A ruling by Brussels means the floury bread roll, soft or crusty, can be called by its famous name blaa only if made in the city and county of Waterford and part of adjoining south Kilkenny.

The Waterford blaa reportedly dates back to the arrival in Ireland of French Huguenots escaping religious persecution during the 1690s.

It was called “blaad”, which the Huguenot bakers used to identify leftover dough, or “blanc”, the French word for “white”. But these were later corrupted by Waterford people to blaa.

Brother Edmund Ignatius Rice (1762-1844), the founder of the Christian Brothers, made it at his own bakery in Mount Sion in Waterford City in 1802.

Family bakers also produced it using a traditional recipe handed down from generation to generation in the oral tradition.

The simplicity of the basic ingredients of the blaa made it cheap and popular.

Local legend has it that up to a third of the Waterford population still eat a blaa every day.

It is part of the region’s heritage and has now joined the upper crust of prestigious European food names as a result of being awarded Protected Geographic Indication (PGI) status.

The inclusion of the blaa on the list was described by Agriculture, Food and Marine Minister Simon Coveney as no small achievement.

He said it will help provide a platform to market and promote the blaa as a unique regional product of Ireland. It will also provide the product with protection against imitation across Europe.
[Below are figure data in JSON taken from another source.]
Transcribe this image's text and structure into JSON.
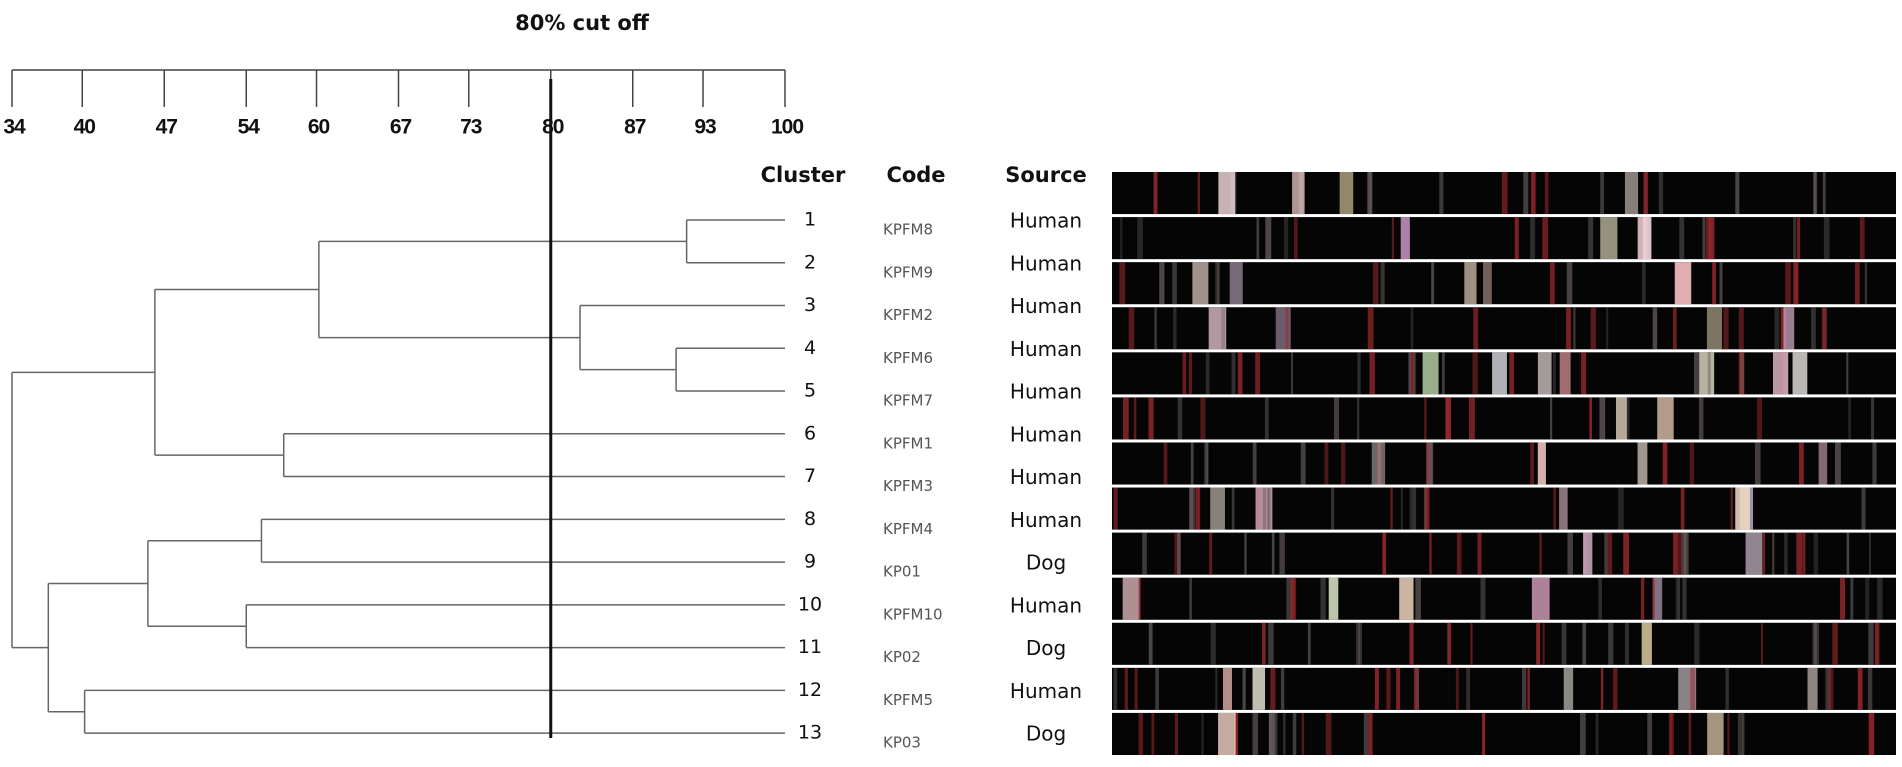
{
  "chart_data": {
    "type": "dendrogram",
    "title": "80% cut off",
    "cutoff": 80,
    "xlim": [
      34,
      100
    ],
    "xticks": [
      34,
      40,
      47,
      54,
      60,
      67,
      73,
      80,
      87,
      93,
      100
    ],
    "headers": [
      "Cluster",
      "Code",
      "Source"
    ],
    "tree": {
      "value": 34.0,
      "children": [
        {
          "value": 46.2,
          "children": [
            {
              "value": 60.2,
              "children": [
                {
                  "value": 91.6,
                  "children": [
                    {
                      "cluster": 1,
                      "code": "KPFM8",
                      "source": "Human"
                    },
                    {
                      "cluster": 2,
                      "code": "KPFM9",
                      "source": "Human"
                    }
                  ]
                },
                {
                  "value": 82.5,
                  "children": [
                    {
                      "cluster": 3,
                      "code": "KPFM2",
                      "source": "Human"
                    },
                    {
                      "value": 90.7,
                      "children": [
                        {
                          "cluster": 4,
                          "code": "KPFM6",
                          "source": "Human"
                        },
                        {
                          "cluster": 5,
                          "code": "KPFM7",
                          "source": "Human"
                        }
                      ]
                    }
                  ]
                }
              ]
            },
            {
              "value": 57.2,
              "children": [
                {
                  "cluster": 6,
                  "code": "KPFM1",
                  "source": "Human"
                },
                {
                  "cluster": 7,
                  "code": "KPFM3",
                  "source": "Human"
                }
              ]
            }
          ]
        },
        {
          "value": 37.1,
          "children": [
            {
              "value": 45.6,
              "children": [
                {
                  "value": 55.3,
                  "children": [
                    {
                      "cluster": 8,
                      "code": "KPFM4",
                      "source": "Human"
                    },
                    {
                      "cluster": 9,
                      "code": "KP01",
                      "source": "Dog"
                    }
                  ]
                },
                {
                  "value": 54.0,
                  "children": [
                    {
                      "cluster": 10,
                      "code": "KPFM10",
                      "source": "Human"
                    },
                    {
                      "cluster": 11,
                      "code": "KP02",
                      "source": "Dog"
                    }
                  ]
                }
              ]
            },
            {
              "value": 40.2,
              "children": [
                {
                  "cluster": 12,
                  "code": "KPFM5",
                  "source": "Human"
                },
                {
                  "cluster": 13,
                  "code": "KP03",
                  "source": "Dog"
                }
              ]
            }
          ]
        }
      ]
    }
  }
}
“EU quality schemes identify foodstuffs produced to exacting specifications with proven links to the geographical area in which they are produced,” he said.
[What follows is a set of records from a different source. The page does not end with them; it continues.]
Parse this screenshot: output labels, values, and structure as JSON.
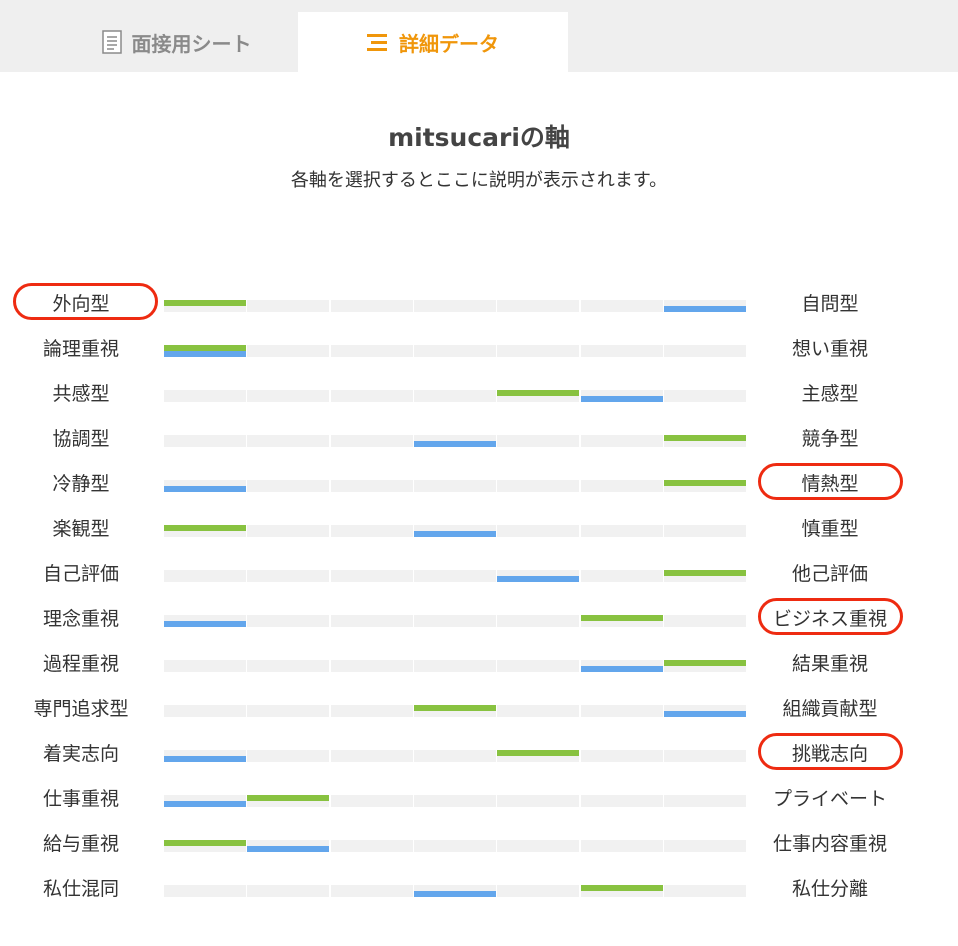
{
  "tabs": [
    {
      "label": "面接用シート",
      "icon": "document-icon",
      "active": false
    },
    {
      "label": "詳細データ",
      "icon": "list-icon",
      "active": true
    }
  ],
  "heading": "mitsucariの軸",
  "subheading": "各軸を選択するとここに説明が表示されます。",
  "colors": {
    "accent": "#f0960a",
    "green": "#88c240",
    "blue": "#63a6ec",
    "highlight": "#ee2b11",
    "track": "#f1f1f1"
  },
  "axes": [
    {
      "left": "外向型",
      "right": "自問型",
      "green": 1,
      "blue": 7,
      "circled": "left"
    },
    {
      "left": "論理重視",
      "right": "想い重視",
      "green": 1,
      "blue": 1,
      "circled": ""
    },
    {
      "left": "共感型",
      "right": "主感型",
      "green": 5,
      "blue": 6,
      "circled": ""
    },
    {
      "left": "協調型",
      "right": "競争型",
      "green": 7,
      "blue": 4,
      "circled": ""
    },
    {
      "left": "冷静型",
      "right": "情熱型",
      "green": 7,
      "blue": 1,
      "circled": "right"
    },
    {
      "left": "楽観型",
      "right": "慎重型",
      "green": 1,
      "blue": 4,
      "circled": ""
    },
    {
      "left": "自己評価",
      "right": "他己評価",
      "green": 7,
      "blue": 5,
      "circled": ""
    },
    {
      "left": "理念重視",
      "right": "ビジネス重視",
      "green": 6,
      "blue": 1,
      "circled": "right"
    },
    {
      "left": "過程重視",
      "right": "結果重視",
      "green": 7,
      "blue": 6,
      "circled": ""
    },
    {
      "left": "専門追求型",
      "right": "組織貢献型",
      "green": 4,
      "blue": 7,
      "circled": ""
    },
    {
      "left": "着実志向",
      "right": "挑戦志向",
      "green": 5,
      "blue": 1,
      "circled": "right"
    },
    {
      "left": "仕事重視",
      "right": "プライベート",
      "green": 2,
      "blue": 1,
      "circled": ""
    },
    {
      "left": "給与重視",
      "right": "仕事内容重視",
      "green": 1,
      "blue": 2,
      "circled": ""
    },
    {
      "left": "私仕混同",
      "right": "私仕分離",
      "green": 6,
      "blue": 4,
      "circled": ""
    }
  ]
}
Mr Coveney said that the registration follows close engagement between the Waterford Blaa Bakers Association, his department and the European Commission.
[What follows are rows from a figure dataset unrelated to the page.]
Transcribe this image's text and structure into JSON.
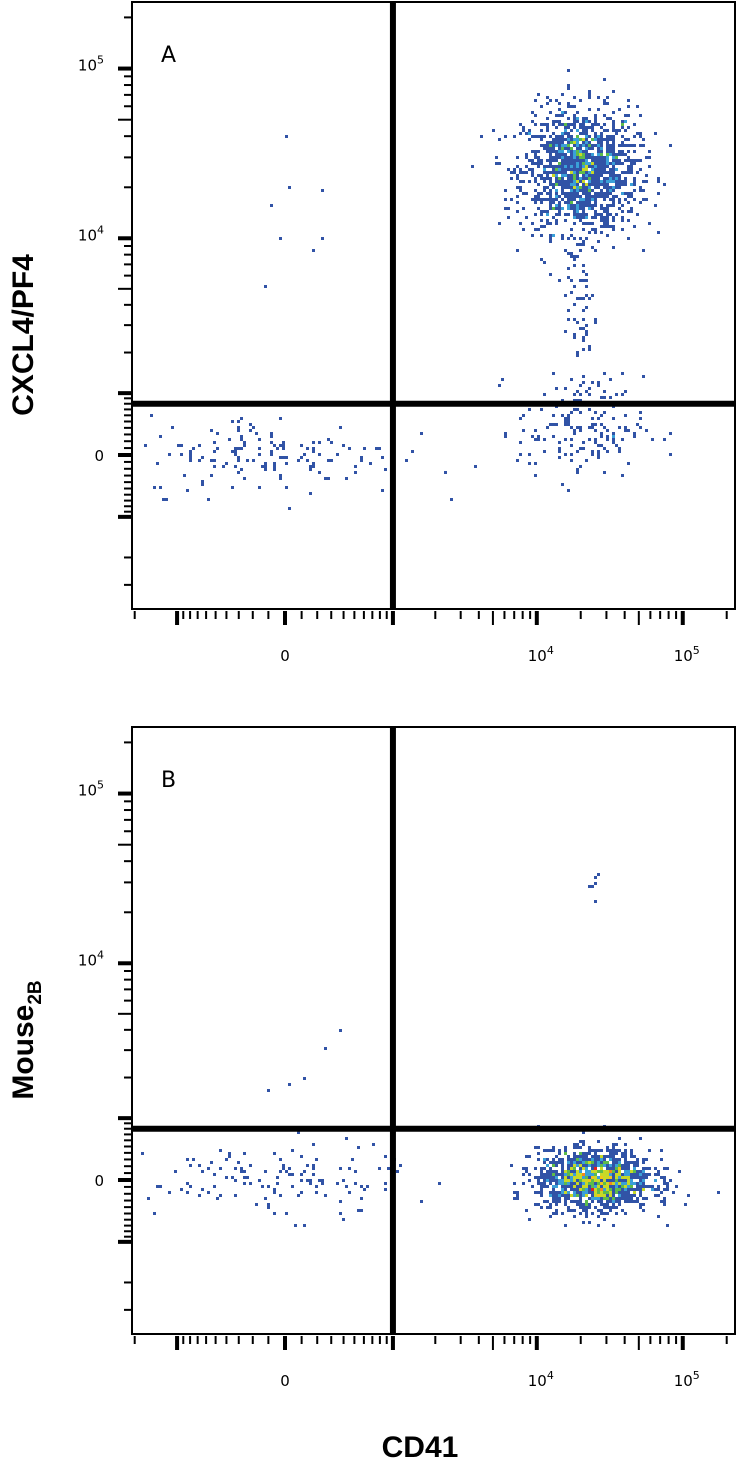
{
  "chart_data": [
    {
      "type": "scatter",
      "panel_label": "A",
      "xlabel": "CD41",
      "ylabel": "CXCL4/PF4",
      "ylabel_subscript": "",
      "scale": "biexponential",
      "x_tick_labels": [
        {
          "value": 0,
          "label": "0"
        },
        {
          "value": 10000,
          "label": "10",
          "exp": "4"
        },
        {
          "value": 100000,
          "label": "10",
          "exp": "5"
        }
      ],
      "y_tick_labels": [
        {
          "value": 0,
          "label": "0"
        },
        {
          "value": 10000,
          "label": "10",
          "exp": "4"
        },
        {
          "value": 100000,
          "label": "10",
          "exp": "5"
        }
      ],
      "quadrant_gates": {
        "x": 1000,
        "y": 800
      },
      "color_mode": "density (blue-low to red-high)",
      "populations": [
        {
          "cd41": 20000,
          "y": 25000,
          "events": 1500
        },
        {
          "cd41": 20000,
          "y": 400,
          "events": 170
        },
        {
          "cd41": 20000,
          "y": 4000,
          "events": 60
        },
        {
          "cd41": -80,
          "y": 0,
          "events": 150
        },
        {
          "cd41": 200,
          "y": 20000,
          "events": 8
        }
      ]
    },
    {
      "type": "scatter",
      "panel_label": "B",
      "xlabel": "CD41",
      "ylabel": "Mouse",
      "ylabel_subscript": "2B",
      "scale": "biexponential",
      "x_tick_labels": [
        {
          "value": 0,
          "label": "0"
        },
        {
          "value": 10000,
          "label": "10",
          "exp": "4"
        },
        {
          "value": 100000,
          "label": "10",
          "exp": "5"
        }
      ],
      "y_tick_labels": [
        {
          "value": 0,
          "label": "0"
        },
        {
          "value": 10000,
          "label": "10",
          "exp": "4"
        },
        {
          "value": 100000,
          "label": "10",
          "exp": "5"
        }
      ],
      "quadrant_gates": {
        "x": 1000,
        "y": 800
      },
      "color_mode": "density (blue-low to red-high)",
      "populations": [
        {
          "cd41": 25000,
          "y": 0,
          "events": 1500
        },
        {
          "cd41": -50,
          "y": 0,
          "events": 130
        },
        {
          "cd41": 25000,
          "y": 30000,
          "events": 6
        },
        {
          "cd41": 300,
          "y": 2000,
          "events": 6
        }
      ]
    }
  ],
  "figure": {
    "xlabel": "CD41"
  }
}
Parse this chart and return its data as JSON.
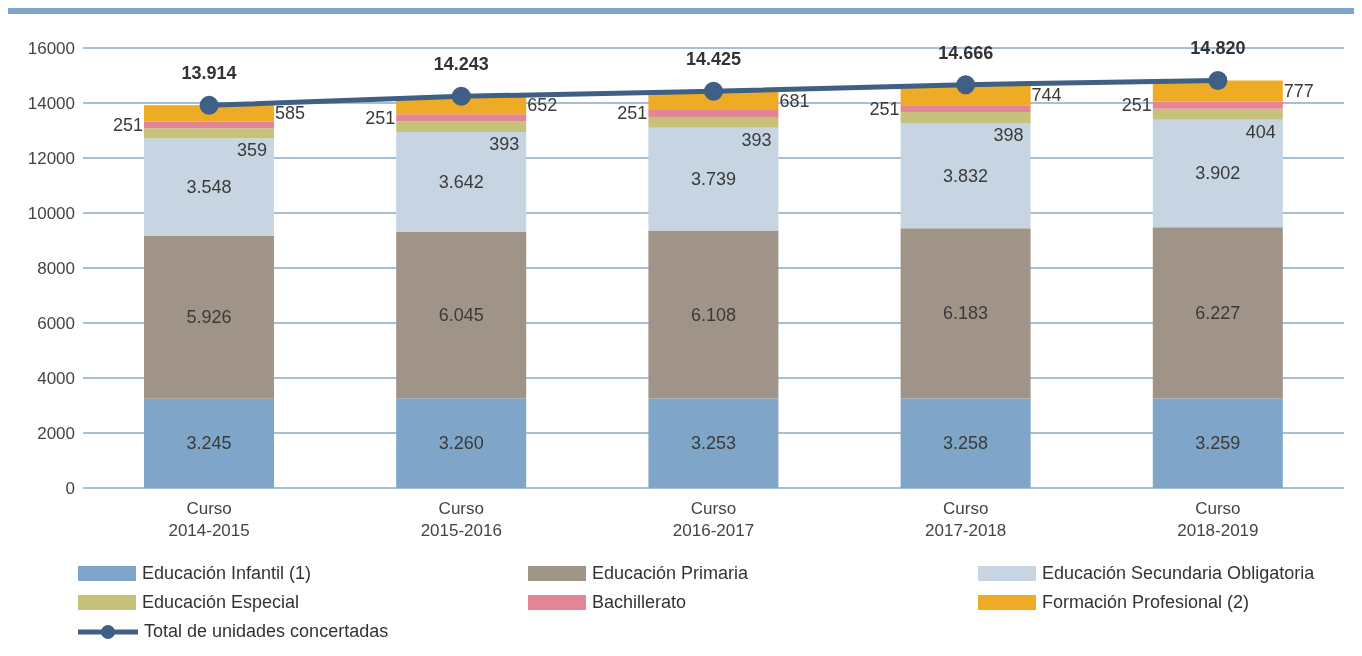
{
  "chart_data": {
    "type": "bar",
    "stacked": true,
    "categories": [
      "Curso 2014-2015",
      "Curso 2015-2016",
      "Curso 2016-2017",
      "Curso 2017-2018",
      "Curso 2018-2019"
    ],
    "series": [
      {
        "name": "Educación Infantil  (1)",
        "color": "#7fa6c8",
        "values": [
          3245,
          3260,
          3253,
          3258,
          3259
        ],
        "value_labels": [
          "3.245",
          "3.260",
          "3.253",
          "3.258",
          "3.259"
        ]
      },
      {
        "name": "Educación Primaria",
        "color": "#a09488",
        "values": [
          5926,
          6045,
          6108,
          6183,
          6227
        ],
        "value_labels": [
          "5.926",
          "6.045",
          "6.108",
          "6.183",
          "6.227"
        ]
      },
      {
        "name": "Educación Secundaria Obligatoria",
        "color": "#c6d5e1",
        "values": [
          3548,
          3642,
          3739,
          3832,
          3902
        ],
        "value_labels": [
          "3.548",
          "3.642",
          "3.739",
          "3.832",
          "3.902"
        ]
      },
      {
        "name": "Educación Especial",
        "color": "#c6c27c",
        "values": [
          359,
          393,
          393,
          398,
          404
        ],
        "value_labels": [
          "359",
          "393",
          "393",
          "398",
          "404"
        ]
      },
      {
        "name": "Bachillerato",
        "color": "#e48595",
        "values": [
          251,
          251,
          251,
          251,
          251
        ],
        "value_labels": [
          "251",
          "251",
          "251",
          "251",
          "251"
        ]
      },
      {
        "name": "Formación Profesional (2)",
        "color": "#eeab25",
        "values": [
          585,
          652,
          681,
          744,
          777
        ],
        "value_labels": [
          "585",
          "652",
          "681",
          "744",
          "777"
        ]
      },
      {
        "name": "Total de unidades concertadas",
        "type": "line",
        "color": "#3f5f85",
        "values": [
          13914,
          14243,
          14425,
          14666,
          14820
        ],
        "value_labels": [
          "13.914",
          "14.243",
          "14.425",
          "14.666",
          "14.820"
        ]
      }
    ],
    "ylim": [
      0,
      16000
    ],
    "yticks": [
      0,
      2000,
      4000,
      6000,
      8000,
      10000,
      12000,
      14000,
      16000
    ],
    "grid": "y",
    "legend": "bottom",
    "marker": "circle"
  }
}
The road to the designation began in 2009 when four traditional family bakeries, M and D; Hickey’s; Kilmacow; and Barron’s, formed the Waterford Blaa Bakers Association.

The main objectives of the group are to protect the Waterford Blaa as a traditional Irish food product and to register it for protection in Europe.

With the new designation, the group has an ambitious target to increase sales by 50% over the next three years.

M and D Bakery, Mount Sion Ave, Waterford, is named after two brothers, Michael and Dermot Walsh, who are third generation bakers. Hickey’s Bakery have been making traditional hand crafted bread and blaas on their premises in Barrack St, Waterford, since 1958 using traditional methods handed down from generations.

The longest established bakery in Waterford City, the business is run by owner-manager Brian Hickey, who is also a third generation baker.

Kilmacow Bakery is located at John’s St in Kilmacow, Co Kilkenny. It was known as Harney’s bakery and specialises in the crusty blaas and is run by Paul and Nicky Grace.

Barron’s Bakery, Cappoquin, Co Waterford, which dates from 1887, is owned and managed by Esther Barron and Joe Prendergast, who hand-make their blaas with long fermented dough and bake in Scotch Brick ovens.

The group members are delighted their famous bread product has been successful in its application for PGI status.

Dermot Walsh said the Waterford blaa is now produced under a new traceability scheme which clearly defines recipes and baking processes.

Esther Barron, said to be successful in their application the group had to adhere to stringent traceability and production processes which means the consumer is assured of the best quality and taste.

According to Brian Hickey, the public will have protection against imitation products as a result of the stringent European production guidelines.

“Basically, bakers who are members of the Waterford Blaa Bakers Association are the only bakers that can produce and market the Waterford blaa,” he said.

The Waterford Blaa Bakers received support from Waterford City Enterprise Board, Bord Bia and the Department of Agriculture, Food and the Marine.

Ciaran Cullen, chief executive, Waterford City Enterprise Board, said all the hard work of the group has finally come to fruition after four long years.

The blaa which was practically unknown outside of Waterford will now enjoy the revered status of European products such as the Cornish Pasty and Roquefort Cheese.

“This group of four traditional bakers has taken a traditionally indigenous bread product and shone a spotlight on Waterford.

“Achievement of PGI designation for the Waterford blaa can help further develop the local economy, promote local food traditions and enhance the overall image and reputation of Waterford,” he said.